Privi di un reale motivo per giustificare la sofferenza inflitta agli animali, causata da una vita innaturale trascorsa dietro un barriera, che sia una gabbia o un fossato. I leoni sono forse i felini più presenti negli zoo e la loro conservazione, intesa come conservazione del patrimonio genetico e della biodiversità, è già abbondantemente garantita in cattività e non vi è quindi alcun bisogno di comportamenti come quelli che continua a perseguire lo zoo di Copenaghen.

La conservazione è uno scudo che serve per proteggere l’immagine, ma è poca cosa rispetto al denaro prodotto

La vera conservazione delle specie animali i può fare con successo in situ e questa si realizza attraverso la tutela del territorio, degli habitat. Gli altri motivi i che vengono continuamente proposti al pubblico sono spesso alterazioni della realtà diffuse con la complicità dei media. Questo lo dimostra il valore commerciale di un leone: oscilla fra i 300 e i 500 Euro, meno del prezzo al pubblico di un chihuahua che arriva dall’Est Europa.

Gli zoo devono diventare dei centri di recupero della fauna selvatica ed esotica, dei luoghi che siano utili a risolvere le costanti problematiche che esistono sulla collocazione degli animali sequestrati o confiscati trasformandosi da luoghi di inutile prigionia a santuari necessari per gestire il grande problema derivante dalle condizioni di maltrattamento in cui versano molti animali selvatici e esotici.

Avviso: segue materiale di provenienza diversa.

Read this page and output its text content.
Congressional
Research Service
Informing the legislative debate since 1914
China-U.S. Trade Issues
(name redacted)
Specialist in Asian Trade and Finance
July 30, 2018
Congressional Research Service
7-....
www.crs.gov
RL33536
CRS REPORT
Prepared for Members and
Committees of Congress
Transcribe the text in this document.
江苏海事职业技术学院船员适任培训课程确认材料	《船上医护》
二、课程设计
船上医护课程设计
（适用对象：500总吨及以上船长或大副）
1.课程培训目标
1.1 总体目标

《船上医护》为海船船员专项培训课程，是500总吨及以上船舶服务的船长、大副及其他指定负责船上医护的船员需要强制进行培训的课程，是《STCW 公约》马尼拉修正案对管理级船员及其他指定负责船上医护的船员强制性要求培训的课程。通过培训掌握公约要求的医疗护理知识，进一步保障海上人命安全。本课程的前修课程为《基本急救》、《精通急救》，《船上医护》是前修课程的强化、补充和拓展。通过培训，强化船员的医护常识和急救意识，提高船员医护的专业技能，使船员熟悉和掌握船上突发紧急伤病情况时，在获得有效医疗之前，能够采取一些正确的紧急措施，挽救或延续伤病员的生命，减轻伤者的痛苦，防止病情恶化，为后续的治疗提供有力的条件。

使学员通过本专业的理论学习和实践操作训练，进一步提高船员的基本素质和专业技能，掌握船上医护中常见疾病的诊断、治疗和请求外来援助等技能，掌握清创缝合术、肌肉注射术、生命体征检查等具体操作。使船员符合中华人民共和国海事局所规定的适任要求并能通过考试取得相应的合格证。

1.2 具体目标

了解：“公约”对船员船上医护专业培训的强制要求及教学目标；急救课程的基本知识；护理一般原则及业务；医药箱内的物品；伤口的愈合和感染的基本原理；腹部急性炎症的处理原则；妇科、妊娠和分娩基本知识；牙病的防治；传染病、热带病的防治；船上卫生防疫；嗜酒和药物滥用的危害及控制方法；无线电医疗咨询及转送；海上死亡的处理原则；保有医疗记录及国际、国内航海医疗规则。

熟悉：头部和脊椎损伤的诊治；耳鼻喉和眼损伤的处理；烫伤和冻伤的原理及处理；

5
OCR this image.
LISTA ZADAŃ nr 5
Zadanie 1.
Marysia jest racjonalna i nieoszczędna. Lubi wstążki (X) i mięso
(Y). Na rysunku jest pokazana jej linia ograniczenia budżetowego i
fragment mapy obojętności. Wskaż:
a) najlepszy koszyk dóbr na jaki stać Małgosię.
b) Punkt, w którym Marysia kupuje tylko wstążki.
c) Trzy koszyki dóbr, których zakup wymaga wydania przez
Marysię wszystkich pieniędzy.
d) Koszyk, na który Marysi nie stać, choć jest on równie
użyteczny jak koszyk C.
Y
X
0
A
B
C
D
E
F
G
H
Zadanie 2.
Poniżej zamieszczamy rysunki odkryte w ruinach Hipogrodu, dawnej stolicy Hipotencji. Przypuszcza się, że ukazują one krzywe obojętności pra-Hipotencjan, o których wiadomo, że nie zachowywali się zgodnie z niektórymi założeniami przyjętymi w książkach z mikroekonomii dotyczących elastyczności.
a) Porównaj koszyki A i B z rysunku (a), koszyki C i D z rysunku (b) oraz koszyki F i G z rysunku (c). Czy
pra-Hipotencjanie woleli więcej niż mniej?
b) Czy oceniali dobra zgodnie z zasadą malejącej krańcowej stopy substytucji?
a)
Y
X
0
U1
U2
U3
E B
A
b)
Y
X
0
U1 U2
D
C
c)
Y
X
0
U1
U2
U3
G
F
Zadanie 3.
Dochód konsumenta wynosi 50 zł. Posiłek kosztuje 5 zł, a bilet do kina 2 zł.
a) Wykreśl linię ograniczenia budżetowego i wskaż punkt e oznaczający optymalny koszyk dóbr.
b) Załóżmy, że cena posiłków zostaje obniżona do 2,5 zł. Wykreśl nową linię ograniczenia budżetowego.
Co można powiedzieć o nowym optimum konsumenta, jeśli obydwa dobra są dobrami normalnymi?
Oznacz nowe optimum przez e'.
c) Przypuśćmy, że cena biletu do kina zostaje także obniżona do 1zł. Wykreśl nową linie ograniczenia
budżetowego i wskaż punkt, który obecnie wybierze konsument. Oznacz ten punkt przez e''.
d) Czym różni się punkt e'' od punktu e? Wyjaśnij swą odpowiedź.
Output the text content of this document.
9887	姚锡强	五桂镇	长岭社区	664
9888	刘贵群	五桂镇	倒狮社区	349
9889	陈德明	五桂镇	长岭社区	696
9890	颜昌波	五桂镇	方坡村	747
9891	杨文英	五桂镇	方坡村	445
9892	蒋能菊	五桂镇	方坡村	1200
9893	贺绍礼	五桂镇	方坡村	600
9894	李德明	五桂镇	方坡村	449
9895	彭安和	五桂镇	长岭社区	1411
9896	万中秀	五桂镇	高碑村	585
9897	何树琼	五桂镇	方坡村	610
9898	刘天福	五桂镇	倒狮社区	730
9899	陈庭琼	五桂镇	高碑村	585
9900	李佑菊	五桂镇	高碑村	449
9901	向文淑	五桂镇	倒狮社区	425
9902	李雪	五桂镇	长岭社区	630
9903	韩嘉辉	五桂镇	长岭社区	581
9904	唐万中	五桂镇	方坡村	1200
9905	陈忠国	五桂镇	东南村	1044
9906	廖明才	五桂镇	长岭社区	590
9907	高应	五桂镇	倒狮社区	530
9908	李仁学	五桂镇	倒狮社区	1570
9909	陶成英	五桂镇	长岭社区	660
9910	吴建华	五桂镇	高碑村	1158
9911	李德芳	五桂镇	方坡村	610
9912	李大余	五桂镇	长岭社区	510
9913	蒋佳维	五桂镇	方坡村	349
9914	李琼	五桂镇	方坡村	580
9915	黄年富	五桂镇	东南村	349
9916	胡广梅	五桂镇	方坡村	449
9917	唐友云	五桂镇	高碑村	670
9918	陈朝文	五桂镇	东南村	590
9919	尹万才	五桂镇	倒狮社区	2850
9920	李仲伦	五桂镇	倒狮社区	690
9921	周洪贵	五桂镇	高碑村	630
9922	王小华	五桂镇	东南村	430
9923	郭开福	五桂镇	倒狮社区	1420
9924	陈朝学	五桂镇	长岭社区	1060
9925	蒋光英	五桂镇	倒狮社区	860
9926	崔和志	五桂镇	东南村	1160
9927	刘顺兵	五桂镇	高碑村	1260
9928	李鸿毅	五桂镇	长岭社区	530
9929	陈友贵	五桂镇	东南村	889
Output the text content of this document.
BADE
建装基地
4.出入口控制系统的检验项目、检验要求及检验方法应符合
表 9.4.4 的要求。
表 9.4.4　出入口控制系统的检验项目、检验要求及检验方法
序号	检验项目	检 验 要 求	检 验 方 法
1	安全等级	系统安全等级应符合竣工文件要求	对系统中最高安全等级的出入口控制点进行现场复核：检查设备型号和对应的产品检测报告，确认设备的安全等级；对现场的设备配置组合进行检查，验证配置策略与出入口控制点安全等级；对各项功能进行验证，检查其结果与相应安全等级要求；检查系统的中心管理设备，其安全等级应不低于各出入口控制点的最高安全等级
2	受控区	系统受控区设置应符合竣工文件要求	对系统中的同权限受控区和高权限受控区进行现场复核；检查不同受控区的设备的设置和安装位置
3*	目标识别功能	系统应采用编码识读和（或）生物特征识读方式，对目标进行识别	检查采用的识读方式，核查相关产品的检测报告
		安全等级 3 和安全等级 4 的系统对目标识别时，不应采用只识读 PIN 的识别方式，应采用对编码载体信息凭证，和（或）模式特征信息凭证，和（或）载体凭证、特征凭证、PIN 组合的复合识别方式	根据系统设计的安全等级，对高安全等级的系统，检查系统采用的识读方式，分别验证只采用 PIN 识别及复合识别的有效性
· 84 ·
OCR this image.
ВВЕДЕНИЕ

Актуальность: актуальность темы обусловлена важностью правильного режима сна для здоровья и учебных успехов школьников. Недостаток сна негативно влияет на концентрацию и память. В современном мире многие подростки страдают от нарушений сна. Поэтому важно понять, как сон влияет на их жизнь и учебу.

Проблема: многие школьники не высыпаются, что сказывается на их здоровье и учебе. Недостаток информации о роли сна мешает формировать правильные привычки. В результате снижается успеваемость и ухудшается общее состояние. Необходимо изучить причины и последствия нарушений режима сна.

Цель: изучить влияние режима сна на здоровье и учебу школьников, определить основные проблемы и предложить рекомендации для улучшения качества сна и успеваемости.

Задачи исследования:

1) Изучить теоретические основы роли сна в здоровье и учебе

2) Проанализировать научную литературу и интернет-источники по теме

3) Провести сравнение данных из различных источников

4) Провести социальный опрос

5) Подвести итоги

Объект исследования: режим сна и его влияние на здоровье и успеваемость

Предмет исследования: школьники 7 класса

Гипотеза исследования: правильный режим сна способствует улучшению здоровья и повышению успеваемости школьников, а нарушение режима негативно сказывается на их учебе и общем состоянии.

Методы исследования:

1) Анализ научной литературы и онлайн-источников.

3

La giraffa dello zoo di Copenaghen

La giraffa Marius abbattuta allo zoo di Copenaghen

La giraffa Marius abbattuta allo zoo di Copenaghen

Molti mi hanno chiesto di esprimere un punto di vista sulla giraffa uccisa allo zoo di Copenaghen, sulla quale volutamente non ho scritto, sino ad ora, una parola: mi sembrava che molte ne fossero state scritte, talvolta con un senso, talvolta con un’idea pietistica che però riguardava solo le giraffe, altre prive completamente del contesto e ricche solo di emozione, passione, emotività. Sentimenti altissimi, che però vanno contemperati con la realtà e che non possono diventare i proprietari di una situazione.

Difficile dire, in questo mondo, a chi appartenga il diritto alla vita e quello di poter somministrare la morte e in base a quale ragione. Una giraffa in sovrannumero, al di là della meraviglia incontestabile della creatura, ha più diritti di un vitello, di un topo, di una nutria? Di un altro qualsiasi mammifero, che è per “rango” occupato nella scala evolutiva è assimilabile alla giraffa Marius? Difficilissimo rispondere, impossibile poter essere detentori della verità, indispensabile esserne i ricercatori. (altro…)

La giraffa al circo non si diverte, muore.

Il tentativo di cattura della giraffa di Imola, conclusosi con la sua morte.

Il tentativo di cattura della giraffa di Imola, conclusosi con la sua morte.

In questa foto è condensato il tragico epilogo del tentativo di catturare una giraffa scappata dal Circo Orfei a Imola. Si cerca di farla salire su un camion, naturalmente più basso dell’altezza del povero animale, con mezzi di fortuna.

La giraffa era stata inseguita per mezza città, cadendo più volte, poi era stata malamente sedata con un fucile lanciasiringhe, probabilmente senza conoscere le esatte dosi di farmaco, fino a che è rovinato a terra e poche ore dopo è morta, presumibilmente di infarto per un mix di farmaci e terrore.

Solo stare in un circo, per le modalità di trasporto dovute alla sua altezza, dovrebbe essere considerato un maltrattamento. Una giraffa della specie “camelopardalis” raggiunge infatti l’altezza di quasi 6 metri contro l’altezza massima, ruote comprese, di un camion speciale per il trasporto di animali vivi che è di 4,30 mt . Questo significa che in tutti gli spostamenti il povero animale non può mantenere la posizione eretta oppure deve abbassare il collo.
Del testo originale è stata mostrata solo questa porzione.